A survey of local purchasing managers found that local manufacturers had their worst month in more than 18 years during August, with new orders drying up, production slowing and employment dropping.
But Jay K. Walker, the Niagara University economist who compiles the monthly report on business activity among manufacturers for the Institute of Supply Management – Buffalo, warned against reading too much into a single month’s decline at a time when most national data still reflects a slowly strengthening economy, other than a weak showing by the Federal Reserve Bank of New York’s Empire State Manufacturing report, which fell to a six-year low during August.
“I found it kind of surprising and am trying not to read too much into it quite yet,” Walker said.
“Overall, the national data series seem to be faring pretty well, and minus the NY Fed’s Empire State report, we seem to be faring okay locally from the feel I’m getting,” Walker said. “If the indices come back weak again with September’s findings I’ll buy into the possible weakness a bit more.”
The group’s business activity index plummeted to 31.7 last month – its lowest level since at least 1997 – from 67.6 in July.
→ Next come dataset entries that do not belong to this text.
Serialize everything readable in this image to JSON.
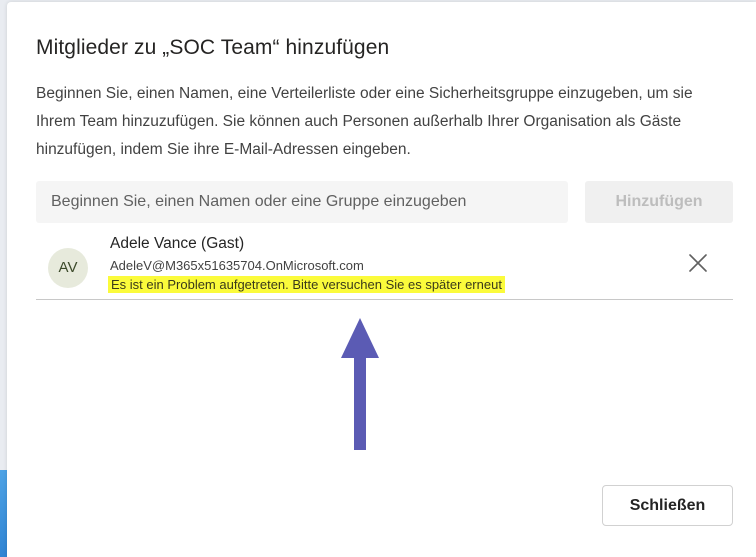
{
  "dialog": {
    "title": "Mitglieder zu „SOC Team“ hinzufügen",
    "description": "Beginnen Sie, einen Namen, eine Verteilerliste oder eine Sicherheitsgruppe einzugeben, um sie Ihrem Team hinzuzufügen. Sie können auch Personen außerhalb Ihrer Organisation als Gäste hinzufügen, indem Sie ihre E-Mail-Adressen eingeben."
  },
  "search": {
    "placeholder": "Beginnen Sie, einen Namen oder eine Gruppe einzugeben",
    "value": ""
  },
  "add_button": {
    "label": "Hinzufügen",
    "state": "disabled"
  },
  "member": {
    "initials": "AV",
    "name": "Adele Vance (Gast)",
    "email": "AdeleV@M365x51635704.OnMicrosoft.com",
    "error": "Es ist ein Problem aufgetreten. Bitte versuchen Sie es später erneut",
    "remove_icon": "close-icon"
  },
  "close_button": {
    "label": "Schließen"
  },
  "colors": {
    "highlight": "#fbfb3b",
    "arrow": "#5b5bb4",
    "avatar_bg": "#e7eadc",
    "accent": "#2b7fd0"
  }
}
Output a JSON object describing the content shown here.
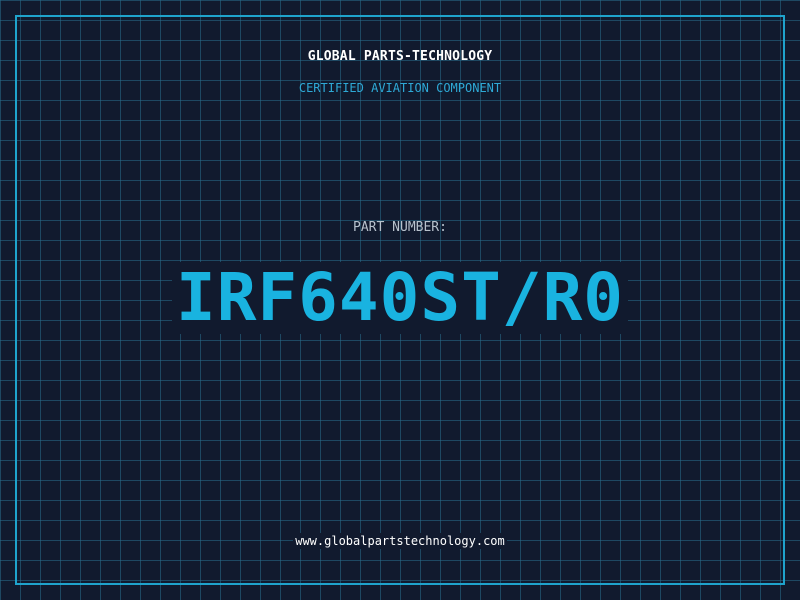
{
  "header": {
    "brand": "GLOBAL PARTS-TECHNOLOGY",
    "subtitle": "CERTIFIED AVIATION COMPONENT"
  },
  "part": {
    "label": "PART NUMBER:",
    "number": "IRF640ST/R0"
  },
  "footer": {
    "website": "www.globalpartstechnology.com"
  },
  "colors": {
    "background": "#111a2e",
    "grid": "#286e8c",
    "accent": "#1fa3cc",
    "part_number": "#19b3e0",
    "label": "#b7c1cc",
    "text": "#ffffff"
  }
}
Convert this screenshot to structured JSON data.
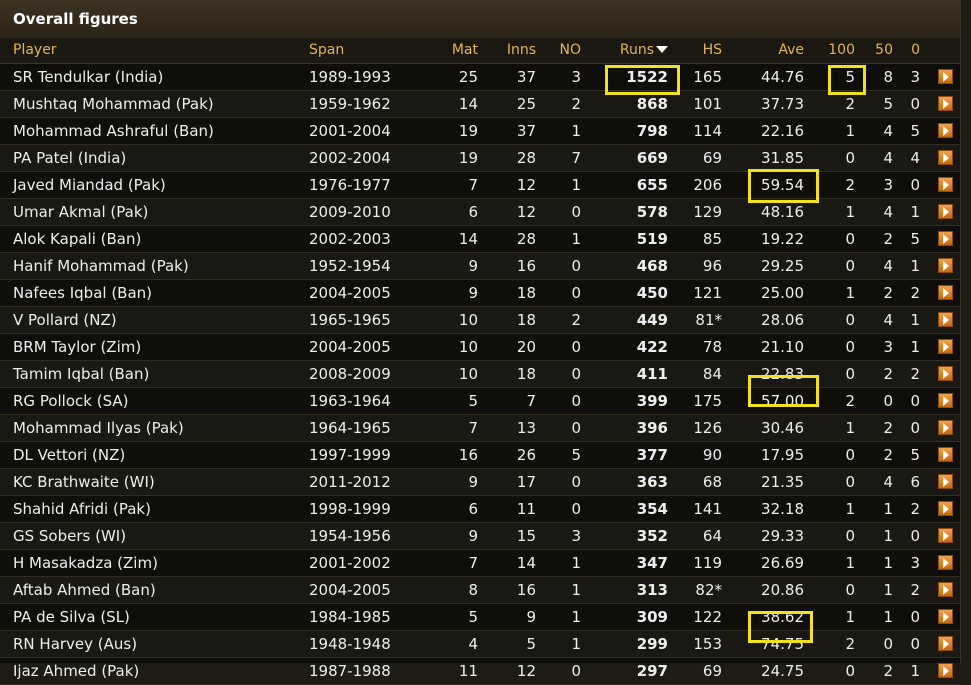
{
  "title": "Overall figures",
  "columns": {
    "player": "Player",
    "span": "Span",
    "mat": "Mat",
    "inns": "Inns",
    "no": "NO",
    "runs": "Runs",
    "hs": "HS",
    "ave": "Ave",
    "hundreds": "100",
    "fifties": "50",
    "ducks": "0"
  },
  "rows": [
    {
      "player": "SR Tendulkar (India)",
      "span": "1989-1993",
      "mat": "25",
      "inns": "37",
      "no": "3",
      "runs": "1522",
      "hs": "165",
      "ave": "44.76",
      "hundreds": "5",
      "fifties": "8",
      "ducks": "3"
    },
    {
      "player": "Mushtaq Mohammad (Pak)",
      "span": "1959-1962",
      "mat": "14",
      "inns": "25",
      "no": "2",
      "runs": "868",
      "hs": "101",
      "ave": "37.73",
      "hundreds": "2",
      "fifties": "5",
      "ducks": "0"
    },
    {
      "player": "Mohammad Ashraful (Ban)",
      "span": "2001-2004",
      "mat": "19",
      "inns": "37",
      "no": "1",
      "runs": "798",
      "hs": "114",
      "ave": "22.16",
      "hundreds": "1",
      "fifties": "4",
      "ducks": "5"
    },
    {
      "player": "PA Patel (India)",
      "span": "2002-2004",
      "mat": "19",
      "inns": "28",
      "no": "7",
      "runs": "669",
      "hs": "69",
      "ave": "31.85",
      "hundreds": "0",
      "fifties": "4",
      "ducks": "4"
    },
    {
      "player": "Javed Miandad (Pak)",
      "span": "1976-1977",
      "mat": "7",
      "inns": "12",
      "no": "1",
      "runs": "655",
      "hs": "206",
      "ave": "59.54",
      "hundreds": "2",
      "fifties": "3",
      "ducks": "0"
    },
    {
      "player": "Umar Akmal (Pak)",
      "span": "2009-2010",
      "mat": "6",
      "inns": "12",
      "no": "0",
      "runs": "578",
      "hs": "129",
      "ave": "48.16",
      "hundreds": "1",
      "fifties": "4",
      "ducks": "1"
    },
    {
      "player": "Alok Kapali (Ban)",
      "span": "2002-2003",
      "mat": "14",
      "inns": "28",
      "no": "1",
      "runs": "519",
      "hs": "85",
      "ave": "19.22",
      "hundreds": "0",
      "fifties": "2",
      "ducks": "5"
    },
    {
      "player": "Hanif Mohammad (Pak)",
      "span": "1952-1954",
      "mat": "9",
      "inns": "16",
      "no": "0",
      "runs": "468",
      "hs": "96",
      "ave": "29.25",
      "hundreds": "0",
      "fifties": "4",
      "ducks": "1"
    },
    {
      "player": "Nafees Iqbal (Ban)",
      "span": "2004-2005",
      "mat": "9",
      "inns": "18",
      "no": "0",
      "runs": "450",
      "hs": "121",
      "ave": "25.00",
      "hundreds": "1",
      "fifties": "2",
      "ducks": "2"
    },
    {
      "player": "V Pollard (NZ)",
      "span": "1965-1965",
      "mat": "10",
      "inns": "18",
      "no": "2",
      "runs": "449",
      "hs": "81*",
      "ave": "28.06",
      "hundreds": "0",
      "fifties": "4",
      "ducks": "1"
    },
    {
      "player": "BRM Taylor (Zim)",
      "span": "2004-2005",
      "mat": "10",
      "inns": "20",
      "no": "0",
      "runs": "422",
      "hs": "78",
      "ave": "21.10",
      "hundreds": "0",
      "fifties": "3",
      "ducks": "1"
    },
    {
      "player": "Tamim Iqbal (Ban)",
      "span": "2008-2009",
      "mat": "10",
      "inns": "18",
      "no": "0",
      "runs": "411",
      "hs": "84",
      "ave": "22.83",
      "hundreds": "0",
      "fifties": "2",
      "ducks": "2"
    },
    {
      "player": "RG Pollock (SA)",
      "span": "1963-1964",
      "mat": "5",
      "inns": "7",
      "no": "0",
      "runs": "399",
      "hs": "175",
      "ave": "57.00",
      "hundreds": "2",
      "fifties": "0",
      "ducks": "0"
    },
    {
      "player": "Mohammad Ilyas (Pak)",
      "span": "1964-1965",
      "mat": "7",
      "inns": "13",
      "no": "0",
      "runs": "396",
      "hs": "126",
      "ave": "30.46",
      "hundreds": "1",
      "fifties": "2",
      "ducks": "0"
    },
    {
      "player": "DL Vettori (NZ)",
      "span": "1997-1999",
      "mat": "16",
      "inns": "26",
      "no": "5",
      "runs": "377",
      "hs": "90",
      "ave": "17.95",
      "hundreds": "0",
      "fifties": "2",
      "ducks": "5"
    },
    {
      "player": "KC Brathwaite (WI)",
      "span": "2011-2012",
      "mat": "9",
      "inns": "17",
      "no": "0",
      "runs": "363",
      "hs": "68",
      "ave": "21.35",
      "hundreds": "0",
      "fifties": "4",
      "ducks": "6"
    },
    {
      "player": "Shahid Afridi (Pak)",
      "span": "1998-1999",
      "mat": "6",
      "inns": "11",
      "no": "0",
      "runs": "354",
      "hs": "141",
      "ave": "32.18",
      "hundreds": "1",
      "fifties": "1",
      "ducks": "2"
    },
    {
      "player": "GS Sobers (WI)",
      "span": "1954-1956",
      "mat": "9",
      "inns": "15",
      "no": "3",
      "runs": "352",
      "hs": "64",
      "ave": "29.33",
      "hundreds": "0",
      "fifties": "1",
      "ducks": "0"
    },
    {
      "player": "H Masakadza (Zim)",
      "span": "2001-2002",
      "mat": "7",
      "inns": "14",
      "no": "1",
      "runs": "347",
      "hs": "119",
      "ave": "26.69",
      "hundreds": "1",
      "fifties": "1",
      "ducks": "3"
    },
    {
      "player": "Aftab Ahmed (Ban)",
      "span": "2004-2005",
      "mat": "8",
      "inns": "16",
      "no": "1",
      "runs": "313",
      "hs": "82*",
      "ave": "20.86",
      "hundreds": "0",
      "fifties": "1",
      "ducks": "2"
    },
    {
      "player": "PA de Silva (SL)",
      "span": "1984-1985",
      "mat": "5",
      "inns": "9",
      "no": "1",
      "runs": "309",
      "hs": "122",
      "ave": "38.62",
      "hundreds": "1",
      "fifties": "1",
      "ducks": "0"
    },
    {
      "player": "RN Harvey (Aus)",
      "span": "1948-1948",
      "mat": "4",
      "inns": "5",
      "no": "1",
      "runs": "299",
      "hs": "153",
      "ave": "74.75",
      "hundreds": "2",
      "fifties": "0",
      "ducks": "0"
    },
    {
      "player": "Ijaz Ahmed (Pak)",
      "span": "1987-1988",
      "mat": "11",
      "inns": "12",
      "no": "0",
      "runs": "297",
      "hs": "69",
      "ave": "24.75",
      "hundreds": "0",
      "fifties": "2",
      "ducks": "1"
    }
  ],
  "colors": {
    "header_text": "#e2b45a",
    "highlight": "#f2e21a",
    "button": "#e08a2a"
  },
  "icons": {
    "sort": "sort-desc-icon",
    "row_action": "play-arrow-icon"
  }
}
The drop pushed the index to a level where business is declining. An index reading of more than 50 indicates growth, while an index of less than 50 is a sign of decline.
The weakness was across the board. Just one of every eight purchasing managers surveyed said production increased at their firms during August, while none said they booked more orders. Employment dropped at seven of every eight firms surveyed.
It was the first negative report from the local purchasing managers since February 2014 and just the third month with weakening business in the last 31 months. It also contradicts other local data indicating that local job growth this summer is stronger than it’s been in the past 25 years.